Have a clear investment goal
But before you start your investment journey, it is helpful to know exactly where you are headed. For most investors the focus seems to be on what they have, and what is realistic based on their current circumstances. So they drift slowly in the right direction. While this might seem an eminently sensible approach, many of these investors never reach the level of financial independence that they would ideally like. The most successful investors think differently. They are more focused on what they want than what they have. They have some specific financial goals and a specific time frame, and they are committed to achieving their goals. So the journey for the minority doesn’t start at the beginning, it starts at the end. Once you have set yourself some specific financial goals and a time frame, we can form a timeline and identify the different stages of your journey from beginning to end. Only then are you ready to get started.
We can break the journey into four distinct phases.
1. The education stage
This is the first stage, and should be by far the shortest. This is when you start educating yourself and gaining more knowledge.
The problem that most people encounter is that they are good at collecting information, but do not have the experience to process it and filter it in a meaningful way. They get bogged down in the detail, and can end up much more confused than when they started. One way to avoid ‘analysis paralysis’ is to firstly review all the different strategies available to investors, choose the one that suits your circumstances and risk profile best, and then find a mentor who is already a successful investor and is willing to guide you through the process. It is important to acknowledge the fact that it is simply not possible to sit down, read all the books, become an expert, and THEN go out and buy something. It is very unusual to be 100% confident with the first purchase, but once you have a grasp of the basics and a more experienced investor as your mentor, you have to just do it anyway. The longer you procrastinate at this stage, the longer it will take to reach your goals.
2. The Acquisition Stage
This is when you are actively growing your portfolio. Many will be getting a helping hand from the tax man via negative gearing. The more aggressive you are, the faster you should reach your financial goals. In this phase investors often worry about over-extending themselves. However, banks do stress test every deal. After all it is their money and their risk, and they are often very conservative. So if you have fully disclosed your financial circumstances and they approve a loan, then why would you not take it if it is going to help you achieve your long-term goals?
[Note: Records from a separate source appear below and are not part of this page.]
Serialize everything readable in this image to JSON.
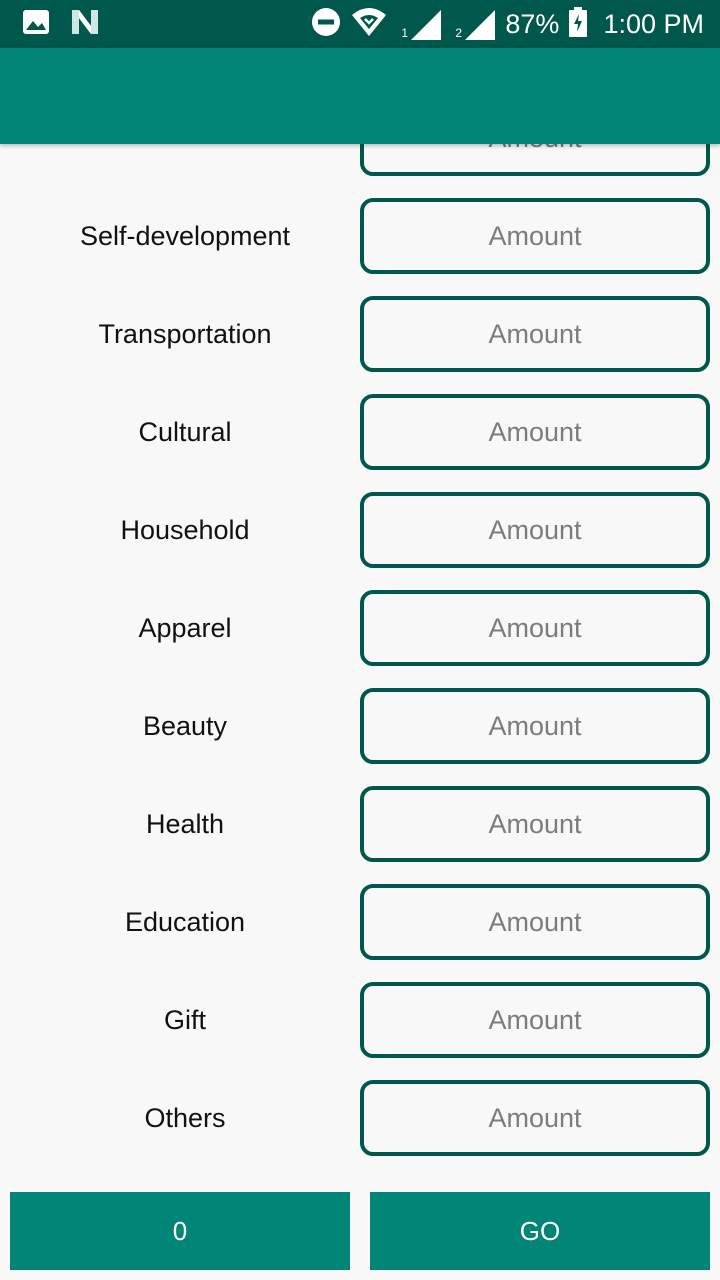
{
  "status_bar": {
    "icons": [
      "image-icon",
      "n-app-icon",
      "do-not-disturb-icon",
      "wifi-icon",
      "signal-sim1-icon",
      "signal-sim2-icon",
      "battery-charging-icon"
    ],
    "sim1": "1",
    "sim2": "2",
    "battery": "87%",
    "time": "1:00 PM"
  },
  "app_bar": {
    "title": ""
  },
  "categories": [
    {
      "label": "",
      "placeholder": "Amount",
      "value": ""
    },
    {
      "label": "Self-development",
      "placeholder": "Amount",
      "value": ""
    },
    {
      "label": "Transportation",
      "placeholder": "Amount",
      "value": ""
    },
    {
      "label": "Cultural",
      "placeholder": "Amount",
      "value": ""
    },
    {
      "label": "Household",
      "placeholder": "Amount",
      "value": ""
    },
    {
      "label": "Apparel",
      "placeholder": "Amount",
      "value": ""
    },
    {
      "label": "Beauty",
      "placeholder": "Amount",
      "value": ""
    },
    {
      "label": "Health",
      "placeholder": "Amount",
      "value": ""
    },
    {
      "label": "Education",
      "placeholder": "Amount",
      "value": ""
    },
    {
      "label": "Gift",
      "placeholder": "Amount",
      "value": ""
    },
    {
      "label": "Others",
      "placeholder": "Amount",
      "value": ""
    }
  ],
  "buttons": {
    "total": "0",
    "go": "GO"
  },
  "colors": {
    "status_bar": "#00574b",
    "primary": "#008577",
    "field_border": "#00574b",
    "background": "#f8f8f8"
  }
}
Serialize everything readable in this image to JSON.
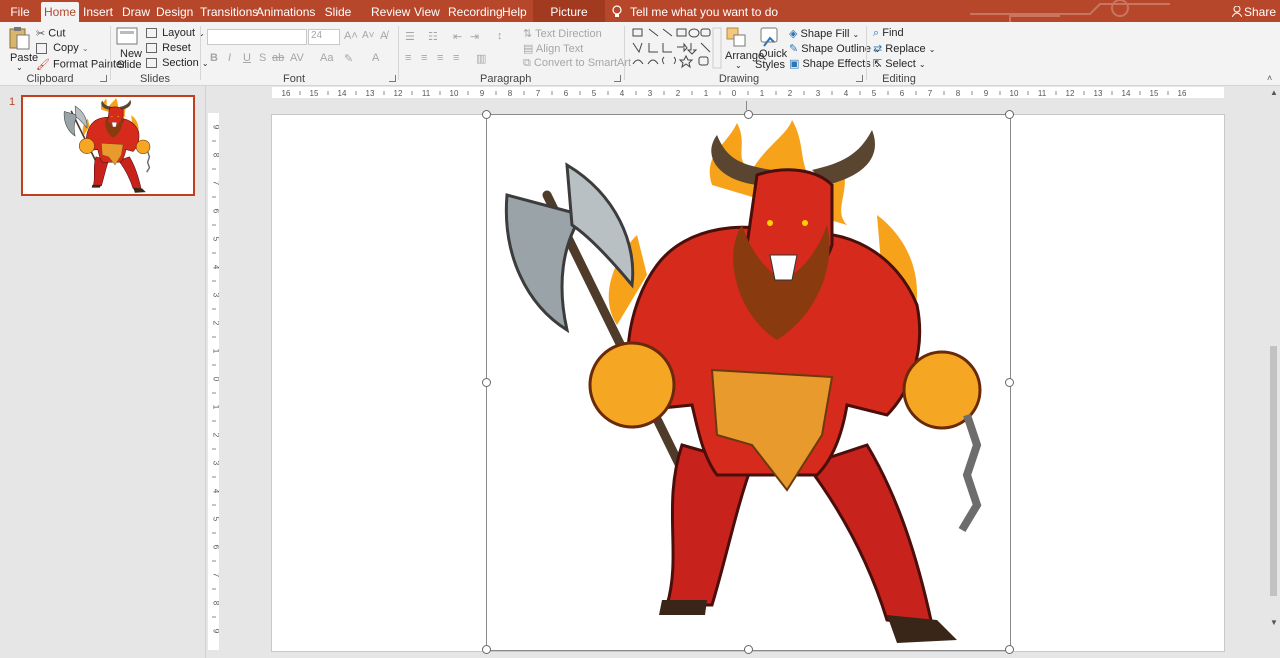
{
  "tabs": [
    {
      "id": "file",
      "label": "File"
    },
    {
      "id": "home",
      "label": "Home"
    },
    {
      "id": "insert",
      "label": "Insert"
    },
    {
      "id": "draw",
      "label": "Draw"
    },
    {
      "id": "design",
      "label": "Design"
    },
    {
      "id": "transitions",
      "label": "Transitions"
    },
    {
      "id": "animations",
      "label": "Animations"
    },
    {
      "id": "slideshow",
      "label": "Slide Show"
    },
    {
      "id": "review",
      "label": "Review"
    },
    {
      "id": "view",
      "label": "View"
    },
    {
      "id": "recording",
      "label": "Recording"
    },
    {
      "id": "help",
      "label": "Help"
    },
    {
      "id": "pictureformat",
      "label": "Picture Format"
    }
  ],
  "tell_me": "Tell me what you want to do",
  "share": "Share",
  "colors": {
    "accent": "#b7472a",
    "selection": "#c43e1c",
    "ribbon": "#f3f3f3"
  },
  "clipboard": {
    "paste": "Paste",
    "cut": "Cut",
    "copy": "Copy",
    "format_painter": "Format Painter",
    "label": "Clipboard"
  },
  "slides": {
    "new_slide_1": "New",
    "new_slide_2": "Slide",
    "layout": "Layout",
    "reset": "Reset",
    "section": "Section",
    "label": "Slides"
  },
  "font": {
    "size": "24",
    "bold": "B",
    "italic": "I",
    "underline": "U",
    "strike": "S",
    "label": "Font"
  },
  "paragraph": {
    "text_direction": "Text Direction",
    "align_text": "Align Text",
    "convert_smartart": "Convert to SmartArt",
    "label": "Paragraph"
  },
  "drawing": {
    "arrange": "Arrange",
    "quick_styles_1": "Quick",
    "quick_styles_2": "Styles",
    "shape_fill": "Shape Fill",
    "shape_outline": "Shape Outline",
    "shape_effects": "Shape Effects",
    "label": "Drawing"
  },
  "editing": {
    "find": "Find",
    "replace": "Replace",
    "select": "Select",
    "label": "Editing"
  },
  "slide_panel": {
    "number": "1"
  },
  "ruler": {
    "h_ticks": [
      "16",
      "15",
      "14",
      "13",
      "12",
      "11",
      "10",
      "9",
      "8",
      "7",
      "6",
      "5",
      "4",
      "3",
      "2",
      "1",
      "0",
      "1",
      "2",
      "3",
      "4",
      "5",
      "6",
      "7",
      "8",
      "9",
      "10",
      "11",
      "12",
      "13",
      "14",
      "15",
      "16"
    ],
    "v_ticks": [
      "9",
      "8",
      "7",
      "6",
      "5",
      "4",
      "3",
      "2",
      "1",
      "0",
      "1",
      "2",
      "3",
      "4",
      "5",
      "6",
      "7",
      "8",
      "9"
    ]
  },
  "picture": {
    "subject": "minotaur-demon-illustration"
  }
}
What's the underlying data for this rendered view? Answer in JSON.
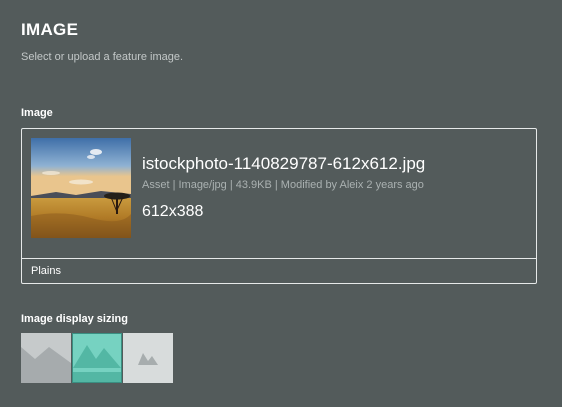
{
  "section": {
    "title": "IMAGE",
    "description": "Select or upload a feature image."
  },
  "image_field": {
    "label": "Image",
    "asset": {
      "filename": "istockphoto-1140829787-612x612.jpg",
      "meta": "Asset | Image/jpg | 43.9KB | Modified by Aleix 2 years ago",
      "dimensions": "612x388",
      "caption": "Plains",
      "thumbnail_icon": "savanna-landscape-photo"
    }
  },
  "sizing_field": {
    "label": "Image display sizing",
    "options": [
      {
        "name": "fill",
        "icon": "image-fill-icon",
        "selected": false
      },
      {
        "name": "fit",
        "icon": "image-fit-icon",
        "selected": true
      },
      {
        "name": "original",
        "icon": "image-original-icon",
        "selected": false
      }
    ]
  },
  "colors": {
    "background": "#535b5b",
    "selected_accent": "#76d2c1"
  }
}
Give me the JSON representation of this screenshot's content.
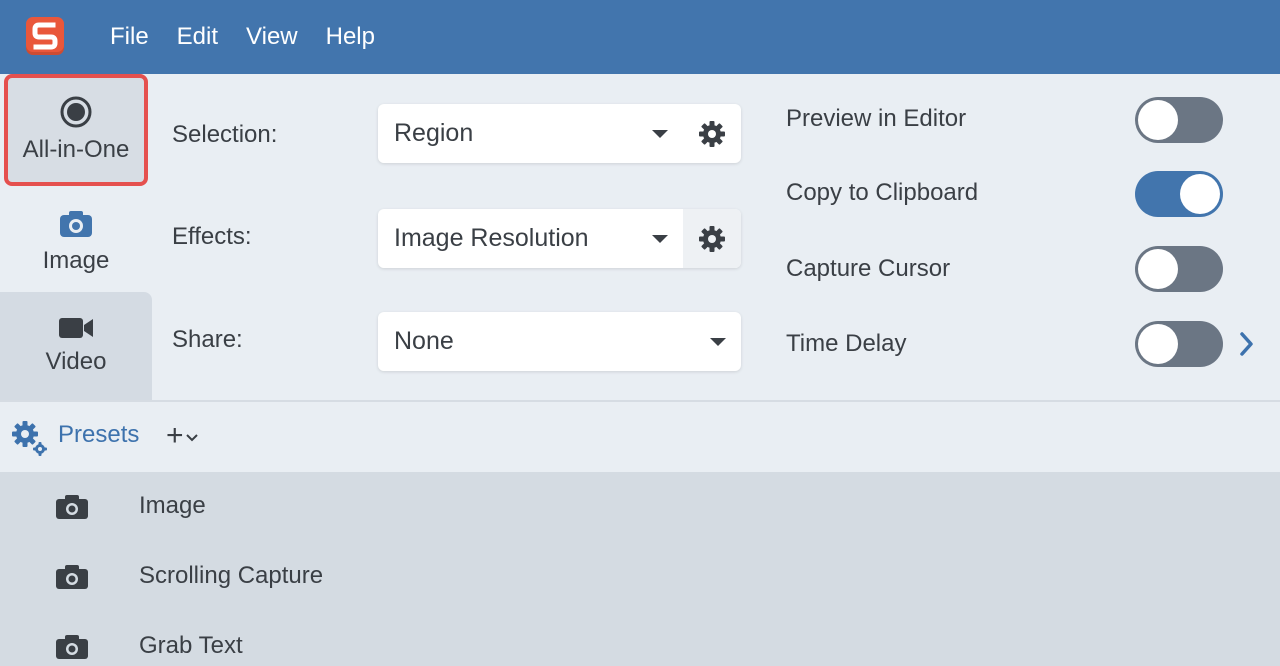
{
  "menubar": {
    "logo_letter": "S",
    "items": [
      "File",
      "Edit",
      "View",
      "Help"
    ]
  },
  "modes": [
    {
      "label": "All-in-One",
      "icon": "record-icon",
      "selected": true
    },
    {
      "label": "Image",
      "icon": "camera-icon"
    },
    {
      "label": "Video",
      "icon": "video-camera-icon"
    }
  ],
  "settings": {
    "selection": {
      "label": "Selection:",
      "value": "Region"
    },
    "effects": {
      "label": "Effects:",
      "value": "Image Resolution"
    },
    "share": {
      "label": "Share:",
      "value": "None"
    }
  },
  "options": [
    {
      "label": "Preview in Editor",
      "on": false
    },
    {
      "label": "Copy to Clipboard",
      "on": true
    },
    {
      "label": "Capture Cursor",
      "on": false
    },
    {
      "label": "Time Delay",
      "on": false
    }
  ],
  "presets": {
    "label": "Presets",
    "add_label": "+",
    "items": [
      "Image",
      "Scrolling Capture",
      "Grab Text"
    ]
  },
  "colors": {
    "menubar": "#4275ad",
    "accent": "#3d72ad",
    "highlight_border": "#e5504e",
    "logo": "#e9573b"
  }
}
3. The consolidation stage
Once you have grown your asset base to the desired size you will need a period of consolidation. This is because you will probably have leveraged quite heavily during the previous phase, and need time for you rents to rise and LVRs to fall. Your LVR at the end of the consolidation phase should be ideally 50% or lower.
4. Reap the rewards
Most people tend to have a 10-15 year plan to reach financial independence and I believe that the majority can comfortably achieve a lot in that timeframe. I would suggest four weeks for the education stage, eight years for acquisitions and seven years for consolidation. The final stage is the reward stage, where if your plan has gone well you should be sufficiently financial to enjoy a long retirement.